The story for gold has been similar throughout the post crisis period. The common perception has long been that gold (NYSEARCA:GLD) has been rising as a direct result of the Fed's QE programs. And unlike Treasuries, gold at one time demonstrated the ability to perform well during periods when the Fed was actively engaged in asset purchases. This was true for gold, of course, until QE3.
But this does not tell the whole story, for unlike stocks, gold also has demonstrated the ability to perform well even during periods when the Fed has stepped away from daily liquidity injections.
So how can this possibly be? Isn't gold the direct beneficiary of the currency debasement that results from global central banks aggressively printing money into circulation? And wouldn't periods of prudence by global central banks when they stop the printing presses take the wind out of the sails of the gold trade? The answer here is once again fairly straightforward. While currency debasement and protecting against the risk of future inflation is certainly an argument for purchasing gold, it is not the only reason. If it were, gold would have performed dramatically better since the beginning of 2013 when the Fed launched into their latest and arguably most aggressive stimulus program in QE3. Instead, it is also influenced by factors such as perceived general price stability (benefiting not only from the threat of inflation, but also deflation), the threat of geopolitical conflict, the strength of the U.S. dollar relative to global currencies (which helps explain in part why gold has performed so well since the early 2000s when the U.S. adopted a weak dollar policy) and the potential for financial market turmoil. Moreover, it is an asset class that is heavily subject to sentiment as well as management from a select group of major financial institutions that have a notably large influence on the overall gold market. Lastly, it is also worth noting that gold is an asset that is being widely used as collateral for loans in places like China, which introduces and entirely different element of risk into the equation.
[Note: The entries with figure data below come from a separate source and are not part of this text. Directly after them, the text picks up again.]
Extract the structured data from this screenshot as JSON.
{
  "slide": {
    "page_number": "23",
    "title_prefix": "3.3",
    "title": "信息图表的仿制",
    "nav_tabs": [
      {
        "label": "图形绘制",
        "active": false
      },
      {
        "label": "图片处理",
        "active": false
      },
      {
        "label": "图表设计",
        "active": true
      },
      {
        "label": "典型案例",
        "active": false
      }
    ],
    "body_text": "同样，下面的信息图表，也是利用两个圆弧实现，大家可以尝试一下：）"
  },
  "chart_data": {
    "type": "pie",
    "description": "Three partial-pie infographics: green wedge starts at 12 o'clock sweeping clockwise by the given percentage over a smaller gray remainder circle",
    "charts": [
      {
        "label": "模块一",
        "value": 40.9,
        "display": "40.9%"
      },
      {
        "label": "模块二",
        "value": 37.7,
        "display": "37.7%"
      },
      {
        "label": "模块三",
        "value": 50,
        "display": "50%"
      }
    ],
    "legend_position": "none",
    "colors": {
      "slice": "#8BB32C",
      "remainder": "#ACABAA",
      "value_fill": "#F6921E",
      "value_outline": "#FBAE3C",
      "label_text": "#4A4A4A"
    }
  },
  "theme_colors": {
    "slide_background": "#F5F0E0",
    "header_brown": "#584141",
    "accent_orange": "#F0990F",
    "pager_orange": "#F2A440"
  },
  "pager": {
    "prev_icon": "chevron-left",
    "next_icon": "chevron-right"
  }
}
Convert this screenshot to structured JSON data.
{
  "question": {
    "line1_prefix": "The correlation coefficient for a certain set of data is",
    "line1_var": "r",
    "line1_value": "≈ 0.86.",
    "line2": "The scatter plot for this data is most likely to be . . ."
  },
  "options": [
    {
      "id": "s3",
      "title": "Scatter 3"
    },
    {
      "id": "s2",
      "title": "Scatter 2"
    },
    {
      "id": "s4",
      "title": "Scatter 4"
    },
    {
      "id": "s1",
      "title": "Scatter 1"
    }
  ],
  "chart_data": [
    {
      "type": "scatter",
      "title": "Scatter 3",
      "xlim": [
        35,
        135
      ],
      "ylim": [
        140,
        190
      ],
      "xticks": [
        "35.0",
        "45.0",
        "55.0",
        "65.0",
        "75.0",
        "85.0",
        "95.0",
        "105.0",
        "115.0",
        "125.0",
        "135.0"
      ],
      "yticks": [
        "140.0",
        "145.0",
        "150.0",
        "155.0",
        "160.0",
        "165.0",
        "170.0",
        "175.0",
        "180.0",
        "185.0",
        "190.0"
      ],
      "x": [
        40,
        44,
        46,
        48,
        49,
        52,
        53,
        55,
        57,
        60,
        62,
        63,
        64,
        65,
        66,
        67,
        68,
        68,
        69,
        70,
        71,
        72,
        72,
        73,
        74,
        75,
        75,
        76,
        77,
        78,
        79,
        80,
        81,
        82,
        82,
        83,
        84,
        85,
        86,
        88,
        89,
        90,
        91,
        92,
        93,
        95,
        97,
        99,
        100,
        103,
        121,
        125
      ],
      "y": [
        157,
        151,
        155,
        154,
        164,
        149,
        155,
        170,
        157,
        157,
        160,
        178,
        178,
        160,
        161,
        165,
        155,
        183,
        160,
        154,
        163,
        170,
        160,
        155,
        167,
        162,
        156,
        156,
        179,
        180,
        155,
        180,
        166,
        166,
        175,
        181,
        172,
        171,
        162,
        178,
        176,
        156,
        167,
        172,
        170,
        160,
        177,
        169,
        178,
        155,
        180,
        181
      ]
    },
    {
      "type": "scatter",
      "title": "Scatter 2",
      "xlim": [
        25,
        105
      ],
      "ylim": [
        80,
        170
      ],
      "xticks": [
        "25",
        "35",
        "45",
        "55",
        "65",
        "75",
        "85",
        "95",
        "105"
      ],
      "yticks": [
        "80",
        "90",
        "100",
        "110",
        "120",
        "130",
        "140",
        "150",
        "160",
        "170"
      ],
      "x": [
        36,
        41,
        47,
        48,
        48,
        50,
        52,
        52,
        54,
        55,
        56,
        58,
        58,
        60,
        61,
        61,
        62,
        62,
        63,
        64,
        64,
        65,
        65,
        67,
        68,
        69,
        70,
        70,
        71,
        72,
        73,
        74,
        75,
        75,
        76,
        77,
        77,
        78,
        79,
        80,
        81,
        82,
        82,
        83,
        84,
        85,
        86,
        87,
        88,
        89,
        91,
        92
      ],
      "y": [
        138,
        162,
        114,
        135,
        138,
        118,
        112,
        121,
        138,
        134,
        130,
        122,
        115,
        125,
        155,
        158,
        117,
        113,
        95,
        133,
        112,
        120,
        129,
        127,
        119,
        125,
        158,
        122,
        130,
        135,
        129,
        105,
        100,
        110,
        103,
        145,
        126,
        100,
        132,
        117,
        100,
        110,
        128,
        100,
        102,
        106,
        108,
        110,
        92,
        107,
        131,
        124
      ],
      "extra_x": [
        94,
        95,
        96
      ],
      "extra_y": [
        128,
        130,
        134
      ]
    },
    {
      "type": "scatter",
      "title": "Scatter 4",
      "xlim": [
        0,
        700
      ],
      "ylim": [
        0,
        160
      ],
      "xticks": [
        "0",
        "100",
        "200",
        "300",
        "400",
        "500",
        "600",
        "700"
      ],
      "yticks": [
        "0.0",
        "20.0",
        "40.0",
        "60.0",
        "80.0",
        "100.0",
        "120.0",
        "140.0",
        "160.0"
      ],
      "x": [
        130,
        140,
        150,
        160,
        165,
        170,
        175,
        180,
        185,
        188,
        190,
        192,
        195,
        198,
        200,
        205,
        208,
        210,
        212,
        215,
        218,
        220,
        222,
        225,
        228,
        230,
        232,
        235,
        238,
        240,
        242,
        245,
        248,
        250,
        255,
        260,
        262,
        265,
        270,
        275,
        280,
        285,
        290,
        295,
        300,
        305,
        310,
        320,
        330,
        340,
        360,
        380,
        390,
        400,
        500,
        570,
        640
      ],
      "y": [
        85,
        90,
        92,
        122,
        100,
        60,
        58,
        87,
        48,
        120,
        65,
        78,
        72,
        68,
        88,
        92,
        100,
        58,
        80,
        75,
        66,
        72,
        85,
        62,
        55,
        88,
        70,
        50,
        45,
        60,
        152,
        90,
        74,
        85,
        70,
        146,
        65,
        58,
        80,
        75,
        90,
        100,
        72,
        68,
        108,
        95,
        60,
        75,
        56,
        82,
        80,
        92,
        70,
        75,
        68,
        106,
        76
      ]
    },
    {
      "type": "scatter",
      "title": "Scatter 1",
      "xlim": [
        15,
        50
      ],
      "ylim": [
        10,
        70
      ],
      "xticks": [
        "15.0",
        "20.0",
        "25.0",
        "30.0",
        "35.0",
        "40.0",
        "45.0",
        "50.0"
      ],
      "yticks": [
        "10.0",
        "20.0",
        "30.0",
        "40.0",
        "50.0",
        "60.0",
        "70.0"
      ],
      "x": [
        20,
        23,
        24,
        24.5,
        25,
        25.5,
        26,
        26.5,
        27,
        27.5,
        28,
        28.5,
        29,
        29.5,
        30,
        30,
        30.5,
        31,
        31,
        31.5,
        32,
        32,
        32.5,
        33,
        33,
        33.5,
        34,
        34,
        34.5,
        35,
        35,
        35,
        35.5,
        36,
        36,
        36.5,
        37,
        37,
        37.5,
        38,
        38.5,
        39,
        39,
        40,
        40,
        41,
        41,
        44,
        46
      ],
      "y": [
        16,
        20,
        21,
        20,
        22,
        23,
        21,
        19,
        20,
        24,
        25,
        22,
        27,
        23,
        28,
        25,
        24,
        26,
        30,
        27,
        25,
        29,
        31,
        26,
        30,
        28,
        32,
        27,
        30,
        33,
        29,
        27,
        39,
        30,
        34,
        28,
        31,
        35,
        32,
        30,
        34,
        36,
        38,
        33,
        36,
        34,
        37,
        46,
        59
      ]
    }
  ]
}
With all of this in mind, the possibility exists that the positive effects on the gold market of any geopolitical and/or economic stability that might occur once the Fed ends its bond purchases may more than outweigh the negative effects on gold from no further currency debasement. Such is the consideration for the gold investor as QE3 draws to a close.
While QE3 is gradually winding down to its end in the coming months, it does not necessarily mean that the Treasury and gold market are going to suffer along with this loss of liquidity flow. History during the post crisis period has shown that these asset classes can thrive without the crutch of daily asset purchases from the Fed. And time will tell if they can repeat this performance the next time around.
Disclosure: This article is for information purposes only. There are risks involved with investing including loss of principal. Gerring Capital Partners makes no explicit or implicit guarantee with respect to performance or the outcome of any investment or projections made. There is no guarantee that the goals of the strategies discussed by Gerring Capital Partners will be met. I am long TLT. I wrote this article myself, and it expresses my own opinions. I am not receiving compensation for it (other than from Seeking Alpha). I have no business relationship with any company whose stock is mentioned in this article. I am also long Treasuries via the IEF. I am long stocks via the SPLV and XLU as well as selected individual stocks. I also hold a meaningful allocation to cash at the present time.